Тогда, после завтрака, меня развезло, я сидел, лениво развалясь на стуле, и, естественно, мне не хотелось мыть каким-то составом пол, затоптанный вчера до грязи, а хотелось смотреть не мигая на Хадсон-ривер, на воду, и ловить лбом ветерок, и уснуть, положив руки на стол в этой светлой квартире, а Розанна чтоб стала молодой Еленой, какой она была прежде.
Никаких уснуть. Эта дама закатила мне истерику, в результате которой сумрачно, чуть не со слезами на глазах поставила вопрос ребром: или я убираю квартиру, или должен идти домой. Было еще сказано, что если я хочу спать, то я могу идти спать к ней в спальню, но сказано это было таким тоном, что куда уж тут идти спать! Мне не хотелось с ней ссориться, кроме того, я все-таки чувствовал, что виноват, что была в моем байсентениал селебрейшан поведении большая доля русского свинства. Была, признаю. Раз виноват – признаю, но я же несчастный Эдичка, войдите же в положение мое.

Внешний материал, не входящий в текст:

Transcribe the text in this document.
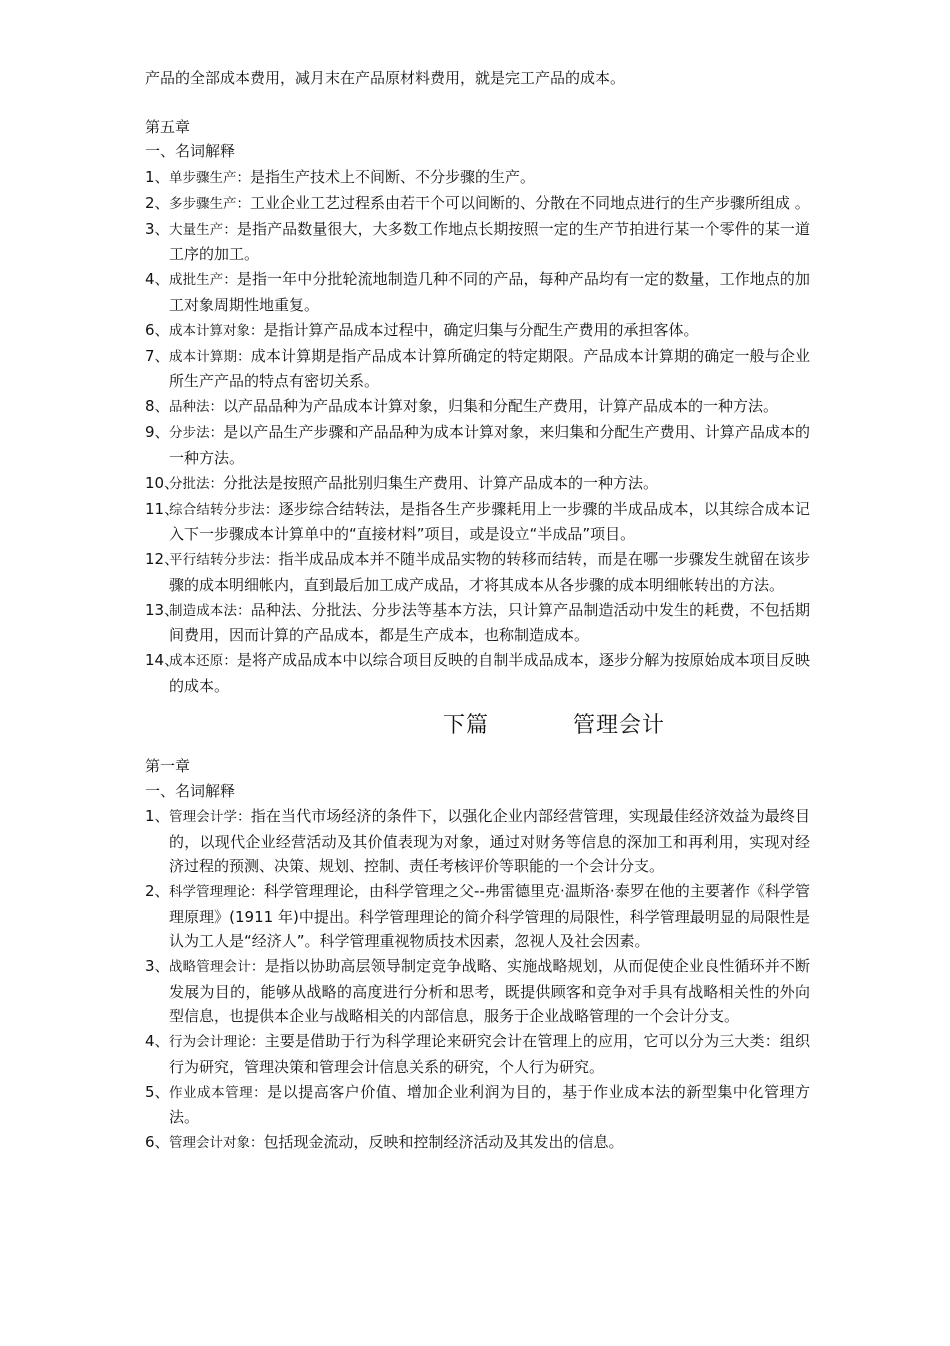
产品的全部成本费用，减月末在产品原材料费用，就是完工产品的成本。

第五章

一、名词解释

1、 单步骤生产：是指生产技术上不间断、不分步骤的生产。
2、 多步骤生产：工业企业工艺过程系由若干个可以间断的、分散在不同地点进行的生产步骤所组成 。
3、 大量生产：是指产品数量很大，大多数工作地点长期按照一定的生产节拍进行某一个零件的某一道工序的加工。
4、 成批生产：是指一年中分批轮流地制造几种不同的产品，每种产品均有一定的数量，工作地点的加工对象周期性地重复。
6、 成本计算对象：是指计算产品成本过程中，确定归集与分配生产费用的承担客体。
7、 成本计算期：成本计算期是指产品成本计算所确定的特定期限。产品成本计算期的确定一般与企业所生产产品的特点有密切关系。
8、 品种法：以产品品种为产品成本计算对象，归集和分配生产费用，计算产品成本的一种方法。
9、 分步法：是以产品生产步骤和产品品种为成本计算对象，来归集和分配生产费用、计算产品成本的一种方法。
10、
分批法：分批法是按照产品批别归集生产费用、计算产品成本的一种方法。
11、
综合结转分步法：逐步综合结转法，是指各生产步骤耗用上一步骤的半成品成本，以其综合成本记入下一步骤成本计算单中的“直接材料”项目，或是设立“半成品”项目。
12、
平行结转分步法：指半成品成本并不随半成品实物的转移而结转，而是在哪一步骤发生就留在该步骤的成本明细帐内，直到最后加工成产成品，才将其成本从各步骤的成本明细帐转出的方法。
13、
制造成本法：品种法、分批法、分步法等基本方法，只计算产品制造活动中发生的耗费，不包括期间费用，因而计算的产品成本，都是生产成本，也称制造成本。
14、
成本还原：是将产成品成本中以综合项目反映的自制半成品成本，逐步分解为按原始成本项目反映的成本。
下篇	管理会计

第一章

一、名词解释

1、 管理会计学：指在当代市场经济的条件下，以强化企业内部经营管理，实现最佳经济效益为最终目的，以现代企业经营活动及其价值表现为对象，通过对财务等信息的深加工和再利用，实现对经济过程的预测、决策、规划、控制、责任考核评价等职能的一个会计分支。
2、 科学管理理论：科学管理理论，由科学管理之父--弗雷德里克·温斯洛·泰罗在他的主要著作《科学管理原理》(1911 年)中提出。科学管理理论的简介科学管理的局限性，科学管理最明显的局限性是认为工人是“经济人”。科学管理重视物质技术因素，忽视人及社会因素。
3、 战略管理会计：是指以协助高层领导制定竞争战略、实施战略规划，从而促使企业良性循环并不断发展为目的，能够从战略的高度进行分析和思考，既提供顾客和竞争对手具有战略相关性的外向型信息，也提供本企业与战略相关的内部信息，服务于企业战略管理的一个会计分支。
4、 行为会计理论：主要是借助于行为科学理论来研究会计在管理上的应用，它可以分为三大类：组织行为研究，管理决策和管理会计信息关系的研究，个人行为研究。
5、 作业成本管理：是以提高客户价值、增加企业利润为目的，基于作业成本法的新型集中化管理方法。
6、 管理会计对象：包括现金流动，反映和控制经济活动及其发出的信息。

Я вымыл ей пол, я выпылесосил ей ее прекрасный, самый светлый в мире коридор, спальню и все комнаты. Я сделал все, убивая свое здоровье. Это было самое большое насилие над собой в моей жизни, самое неудобное похмелье. Если бы не дерьмовое вино, которое я пил во время ее занудно-длинных телефонных разговоров, я бы не справился с уборкой, упал бы. Почти паря над самим собой, благодаря Розанн возвысившись над своим похмельем, я вдруг увидел, что и за пределами сил есть силы.
Через некоторое время ее посетили соседи – они жили двумя этажами ниже – она – помесь еврейки с индейцем, не знаю вот, какого племени. «У них, как и у русских, национальная болезнь – пьянство!» – бросила Розанн по-русски в мой адрес. – «Ее отец – алкоголик!»

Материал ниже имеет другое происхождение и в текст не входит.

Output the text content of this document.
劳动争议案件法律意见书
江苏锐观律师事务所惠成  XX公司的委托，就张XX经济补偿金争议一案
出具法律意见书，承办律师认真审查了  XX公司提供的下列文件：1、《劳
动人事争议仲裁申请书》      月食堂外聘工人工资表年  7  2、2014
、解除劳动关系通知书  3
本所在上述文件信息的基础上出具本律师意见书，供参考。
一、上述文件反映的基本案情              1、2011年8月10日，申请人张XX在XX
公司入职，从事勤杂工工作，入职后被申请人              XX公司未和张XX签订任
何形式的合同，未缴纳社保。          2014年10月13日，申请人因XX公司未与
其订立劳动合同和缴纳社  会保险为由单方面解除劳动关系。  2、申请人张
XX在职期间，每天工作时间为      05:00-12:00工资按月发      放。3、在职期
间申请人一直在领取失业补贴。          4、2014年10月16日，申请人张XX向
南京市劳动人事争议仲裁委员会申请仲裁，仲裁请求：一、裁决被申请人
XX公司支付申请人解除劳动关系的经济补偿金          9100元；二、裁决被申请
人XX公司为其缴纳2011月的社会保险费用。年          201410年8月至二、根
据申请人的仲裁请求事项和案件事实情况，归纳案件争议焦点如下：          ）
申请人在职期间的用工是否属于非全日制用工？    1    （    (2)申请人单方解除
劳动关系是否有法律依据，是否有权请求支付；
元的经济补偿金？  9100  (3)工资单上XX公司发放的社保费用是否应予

После моего героического подвига эта эксплуататорша оживилась и выглядела довольной. Непонятно было одно – почему она сама не убирала квартиру, а пиздела по телефону или мыкалась с какой-нибудь вещью в руках, почему убирать ее квартиру должен был охуевший от пьянства вэлфэровец Эдичка? Хуй его знает, мне до сих пор это непонятно. Мы были знакомы с ней дней шесть, не более. Может, она считала, что я виновен перед ней, и потому трудовой повинностью должен был избыть свою вину. Но чем я был виновен? Я ей даже не говорил, что люблю ее, не мог выдавить из себя.

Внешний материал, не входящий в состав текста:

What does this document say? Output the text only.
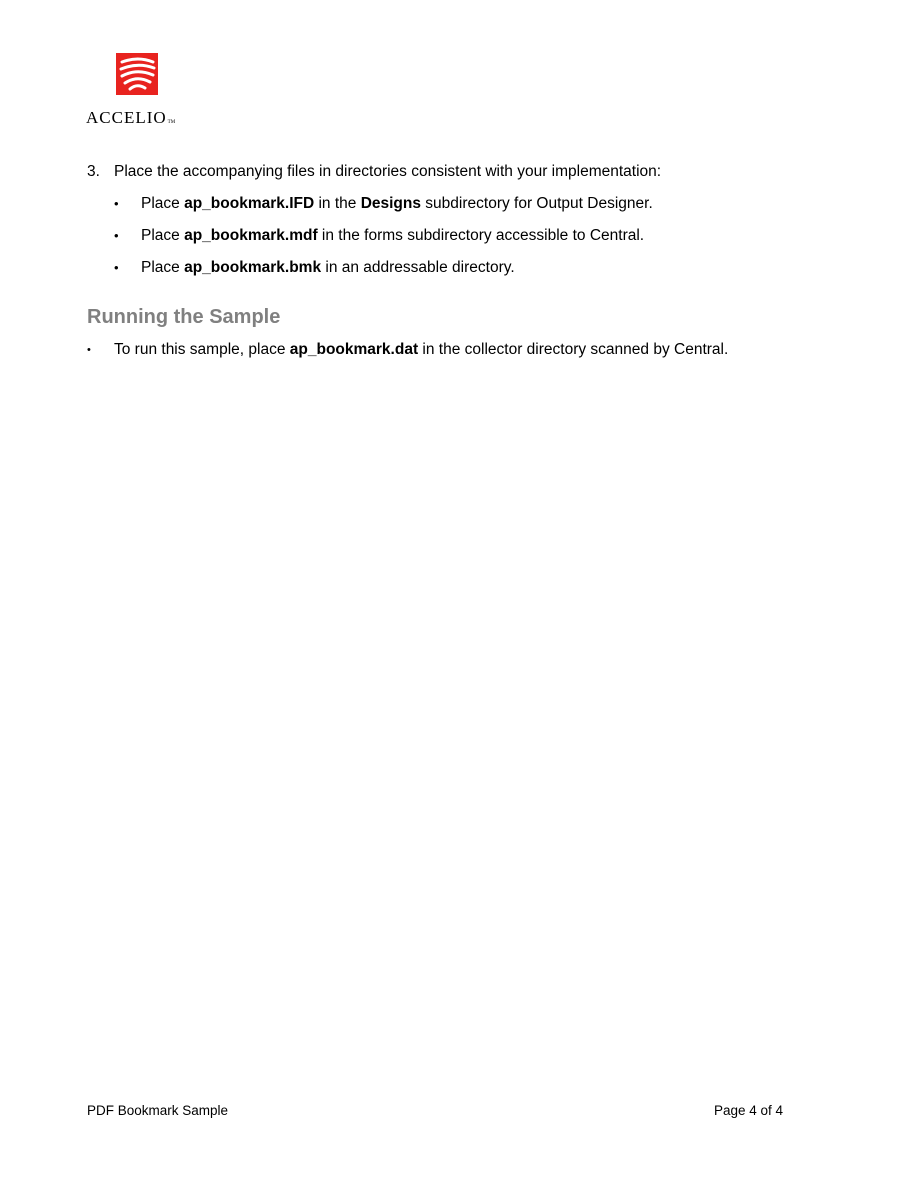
ACCELIOTM
3. Place the accompanying files in directories consistent with your implementation:
• Place ap_bookmark.IFD in the Designs subdirectory for Output Designer.
• Place ap_bookmark.mdf in the forms subdirectory accessible to Central.
• Place ap_bookmark.bmk in an addressable directory.
Running the Sample
• To run this sample, place ap_bookmark.dat in the collector directory scanned by Central.
PDF Bookmark Sample	Page 4 of 4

Мы сели на балконе, то бишь на ее пентхаузе, и она спросила, будут ли есть сосиски эти люди, и буду ли есть сосиски я. Я сказал, что да, буду. Сколько? – спросила она. – Две? Три? – Она не сказала «четыре или пять». Я сказал, что три. Я мог сказать – ни одной, но человек слаб, есть хотелось, не удержался, сказал – три. «Он столько ест!» – сказала она им в виде шутки. После того случая гордый и самолюбивый до болезненности Эдичка ел у нее, только когда собирались гости. Когда мы были одни, я всегда отказывался есть, мне было неудобно за нее, я не хотел ставить ее в неловкое положение. Кроме того, еда ее не насыщала меня, не мог же я сказать, что мне мало двух или даже трех сосисок, что, очевидно, по ее мнению являлось верхом обжорства, что я это и за еду не считаю. Я перестал есть у нее дома, и она мне больше не предлагает.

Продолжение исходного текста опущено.